I might have set a bad precedent by throwing sleep on the RMU sacrificial altar, which is unnecessary, and even counterproductive when trying to attract and coach newer students.
In any situation where compromises must be made, you look for a “flex” point. Often in business decisions, you ask whether you flex on time, quality, or cost. Sometimes you can spend more against a hard deadline, or other times it’s better cut corners to save cost.
Often in life, we don’t put enough thought into the question of which part must flex. I didn’t think much about this during my RMU sessions, but I should have.
In my case, I had these things going on in my life: 1) Work, 2) Family, 3) Entertainment, 4) My RMU ambitions, and 5) Sleep.
It was pretty obvious that the first place that should flex is “entertainment”. I can give up TV & RSS feeds for a few weeks. No problem.
But then I found that I was still underwater. So what flexes next? Do I spend less time with family? No, that’s too important. Work? Not feasible.
That leaves sleep, or my RMU ambitions and my predefined definition of “success”. At that point, the seemingly noble choice is to flex on sleep.
The problem is, sleep should be the absolute last place you flex. Working into the wee hours of the morning has repercussions that actually start a domino effect on all the other places.
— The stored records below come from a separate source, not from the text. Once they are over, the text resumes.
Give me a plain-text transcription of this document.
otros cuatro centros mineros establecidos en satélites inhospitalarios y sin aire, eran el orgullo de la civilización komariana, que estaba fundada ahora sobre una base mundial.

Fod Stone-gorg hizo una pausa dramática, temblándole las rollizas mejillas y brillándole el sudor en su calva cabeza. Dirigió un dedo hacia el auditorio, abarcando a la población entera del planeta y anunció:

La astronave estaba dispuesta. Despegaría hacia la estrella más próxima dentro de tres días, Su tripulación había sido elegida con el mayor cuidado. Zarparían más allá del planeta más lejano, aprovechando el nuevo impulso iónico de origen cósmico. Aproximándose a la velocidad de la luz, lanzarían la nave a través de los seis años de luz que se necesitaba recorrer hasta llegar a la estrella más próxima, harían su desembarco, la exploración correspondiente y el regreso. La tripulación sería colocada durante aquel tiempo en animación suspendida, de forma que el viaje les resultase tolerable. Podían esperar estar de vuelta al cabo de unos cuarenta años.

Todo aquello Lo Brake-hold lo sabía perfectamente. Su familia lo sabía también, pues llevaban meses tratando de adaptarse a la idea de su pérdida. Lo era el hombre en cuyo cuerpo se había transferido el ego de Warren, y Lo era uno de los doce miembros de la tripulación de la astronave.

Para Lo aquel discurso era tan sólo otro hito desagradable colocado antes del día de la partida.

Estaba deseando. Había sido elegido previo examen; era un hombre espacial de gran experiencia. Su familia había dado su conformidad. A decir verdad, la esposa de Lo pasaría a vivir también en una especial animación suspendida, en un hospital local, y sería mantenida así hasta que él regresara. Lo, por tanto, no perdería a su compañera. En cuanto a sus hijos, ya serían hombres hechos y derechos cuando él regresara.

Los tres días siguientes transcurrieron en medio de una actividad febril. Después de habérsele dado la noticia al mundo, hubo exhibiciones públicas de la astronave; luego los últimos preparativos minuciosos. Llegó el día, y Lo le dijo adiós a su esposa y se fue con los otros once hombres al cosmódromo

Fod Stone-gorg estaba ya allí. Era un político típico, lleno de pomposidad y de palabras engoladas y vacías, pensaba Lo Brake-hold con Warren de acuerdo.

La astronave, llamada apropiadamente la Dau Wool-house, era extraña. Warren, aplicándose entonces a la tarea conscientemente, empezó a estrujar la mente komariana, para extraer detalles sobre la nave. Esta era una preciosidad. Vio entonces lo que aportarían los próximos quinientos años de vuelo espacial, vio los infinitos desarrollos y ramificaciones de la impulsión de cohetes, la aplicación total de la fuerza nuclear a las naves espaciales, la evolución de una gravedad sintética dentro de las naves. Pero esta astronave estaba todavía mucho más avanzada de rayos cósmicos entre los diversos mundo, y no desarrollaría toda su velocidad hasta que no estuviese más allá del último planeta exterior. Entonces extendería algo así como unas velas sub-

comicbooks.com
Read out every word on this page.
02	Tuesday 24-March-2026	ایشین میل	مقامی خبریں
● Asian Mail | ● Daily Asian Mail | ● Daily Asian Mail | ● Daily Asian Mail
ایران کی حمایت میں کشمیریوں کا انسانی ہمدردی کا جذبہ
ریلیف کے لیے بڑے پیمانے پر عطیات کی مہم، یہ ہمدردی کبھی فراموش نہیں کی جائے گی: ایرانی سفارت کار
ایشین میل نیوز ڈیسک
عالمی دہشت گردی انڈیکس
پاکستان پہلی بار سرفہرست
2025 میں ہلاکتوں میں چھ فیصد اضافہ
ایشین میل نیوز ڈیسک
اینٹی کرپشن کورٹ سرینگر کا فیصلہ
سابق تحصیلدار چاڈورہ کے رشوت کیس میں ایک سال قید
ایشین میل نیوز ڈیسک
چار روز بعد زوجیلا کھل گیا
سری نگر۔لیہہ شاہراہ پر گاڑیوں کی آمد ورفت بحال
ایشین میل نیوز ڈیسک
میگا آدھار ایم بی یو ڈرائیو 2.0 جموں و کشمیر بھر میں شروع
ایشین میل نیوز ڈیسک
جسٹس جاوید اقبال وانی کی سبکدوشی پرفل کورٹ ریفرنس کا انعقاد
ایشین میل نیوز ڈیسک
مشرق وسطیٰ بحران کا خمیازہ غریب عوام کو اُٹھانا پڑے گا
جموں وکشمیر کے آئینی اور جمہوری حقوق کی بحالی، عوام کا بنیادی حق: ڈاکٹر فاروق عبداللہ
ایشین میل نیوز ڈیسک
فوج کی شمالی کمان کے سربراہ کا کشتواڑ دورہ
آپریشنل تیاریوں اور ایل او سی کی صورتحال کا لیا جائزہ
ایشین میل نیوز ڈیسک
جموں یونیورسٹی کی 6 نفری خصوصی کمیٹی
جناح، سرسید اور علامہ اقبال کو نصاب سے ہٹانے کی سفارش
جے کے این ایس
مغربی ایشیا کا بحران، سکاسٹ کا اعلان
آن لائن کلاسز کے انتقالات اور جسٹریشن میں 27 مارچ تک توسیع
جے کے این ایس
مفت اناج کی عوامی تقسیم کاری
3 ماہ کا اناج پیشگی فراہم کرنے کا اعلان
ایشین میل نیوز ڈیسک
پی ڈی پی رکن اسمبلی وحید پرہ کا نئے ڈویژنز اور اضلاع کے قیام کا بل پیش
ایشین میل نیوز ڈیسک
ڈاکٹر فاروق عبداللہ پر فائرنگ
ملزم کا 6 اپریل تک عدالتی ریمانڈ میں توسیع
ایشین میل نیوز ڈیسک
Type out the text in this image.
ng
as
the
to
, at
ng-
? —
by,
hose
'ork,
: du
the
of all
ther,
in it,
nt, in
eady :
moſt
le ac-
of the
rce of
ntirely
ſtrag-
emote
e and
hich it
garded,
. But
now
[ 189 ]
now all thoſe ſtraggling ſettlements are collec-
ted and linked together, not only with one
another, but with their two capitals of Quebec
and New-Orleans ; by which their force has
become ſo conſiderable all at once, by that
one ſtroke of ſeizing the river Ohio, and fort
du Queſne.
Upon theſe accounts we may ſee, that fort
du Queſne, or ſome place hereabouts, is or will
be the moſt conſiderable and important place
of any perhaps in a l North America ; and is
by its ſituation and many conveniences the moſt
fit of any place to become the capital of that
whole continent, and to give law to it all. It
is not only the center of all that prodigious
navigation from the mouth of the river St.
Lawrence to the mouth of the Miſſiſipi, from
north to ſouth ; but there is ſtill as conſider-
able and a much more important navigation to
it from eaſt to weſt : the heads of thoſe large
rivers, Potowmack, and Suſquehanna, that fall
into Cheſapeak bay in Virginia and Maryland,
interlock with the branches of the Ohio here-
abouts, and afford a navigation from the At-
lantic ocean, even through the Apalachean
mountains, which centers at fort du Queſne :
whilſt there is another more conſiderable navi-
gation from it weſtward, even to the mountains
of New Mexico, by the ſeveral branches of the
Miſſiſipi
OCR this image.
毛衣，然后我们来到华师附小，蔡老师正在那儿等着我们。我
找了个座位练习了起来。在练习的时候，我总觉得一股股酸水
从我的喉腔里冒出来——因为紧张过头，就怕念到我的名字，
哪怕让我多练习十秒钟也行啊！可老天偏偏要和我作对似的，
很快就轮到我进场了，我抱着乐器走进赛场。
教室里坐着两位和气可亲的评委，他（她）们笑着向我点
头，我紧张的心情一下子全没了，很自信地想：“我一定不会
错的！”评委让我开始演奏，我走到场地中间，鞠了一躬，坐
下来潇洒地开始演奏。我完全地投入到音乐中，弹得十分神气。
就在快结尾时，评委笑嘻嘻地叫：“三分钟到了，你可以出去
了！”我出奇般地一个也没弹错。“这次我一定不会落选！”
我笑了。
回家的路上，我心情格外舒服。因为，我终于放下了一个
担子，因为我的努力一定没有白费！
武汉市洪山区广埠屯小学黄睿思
You’ve now mortgaged your entire next day: I guarantee you’ll diminish your effectiveness at job, your patience and kindness with family, and even the next day’s schoolwork!
I know this because i’ve now made the same mistake twice. Weeks after my last RMU session, I’m just now catching up on sleep and feeling like myself again.
So why did I flex on sleep? Easy: pride.
My pride wouldn’t let me scale back my RMU ambition. Sometimes pride is a good thing, as it causes us to accomplish things we normally wouldn’t. But RMU isn’t about showing what you can accomplish in a short time, it is about accomplishing what you can in the longer term, and staying on the path to mastery (at least that’s my interpretation).
What should I have done? I should have told Greg I was underwater, and scaled back my ambitions. I’m proud of what I accomplished, but the costs were just too large for my level of effort to have been a good long-term investment.
Sleep is too key a component to your success in too many areas of your life to sacrifice it for short-term gain.